Ricat kılığında bozgun!
1 Haziran Pazartesi günü orduyu asayişi sağlamak üzere Amerika’nın her yerine yollama tehdidinde bulunan ABD başkanı, 7 Haziran Pazar günü askeri birlikleri kışlalarına geri yollamak zorunda kaldı.Trump’ın gösterdiği mazeret birliklerin istenen görevi bitirdiği. Buna ilişkin ne veri var? Cumartesi günü başkent Washington’da yapılan gösterinin “beklenenden” çok daha zayıf olduğu iddiası. Oysa Cumartesi günü başkent olayların başından bu yana en kitlesel yürüyüşe tanık oldu! Daha önemlisi, Trump askeri birlikleri sadece Beyaz Saray’ı korumakla değil bütün Amerika’da asayişi sağlamakla görevlendireceğini açıklamıştı. Bir hafta boyunca eylemler yoğun biçimde devam ettiği halde tek bir eyalette bile asker görevlendirilmedi. Bu bir bozgundur. Bunun nedenini iyi anlamak gerekiyor.
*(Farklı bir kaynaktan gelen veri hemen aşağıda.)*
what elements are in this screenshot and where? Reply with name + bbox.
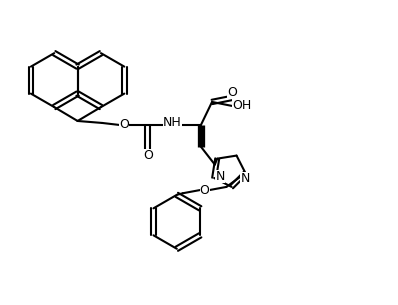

Bunun dolaysız nedeni, ABD ordusunun bir kurum olarak Trump’ın projesini reddetmiş olmasıdır. Geçtiğimiz hafta üç emekli genelkurmay başkanı ve çok önemli görevlerde bulunmuş bir çok general ve amiral bugün görev yapmakta olan Genelkurmay Başkanı Mark Milley’i Trump’ın bu hatalı politikasının peşine takılmakla suçladı. Bu öylesine güçlü bir yaylım ateşiydi ki, Trump’ın eski savunma bakanı James Mattis ve başka eski Beyaz Saray görevlileri de koroya katıldı. O da yetmedi, şu anda Savunma Bakanı görevini yapan Mark Esper da Trump’tan farklı düşündüğünü açıkladı. Trump, ofsayta düşmüştü!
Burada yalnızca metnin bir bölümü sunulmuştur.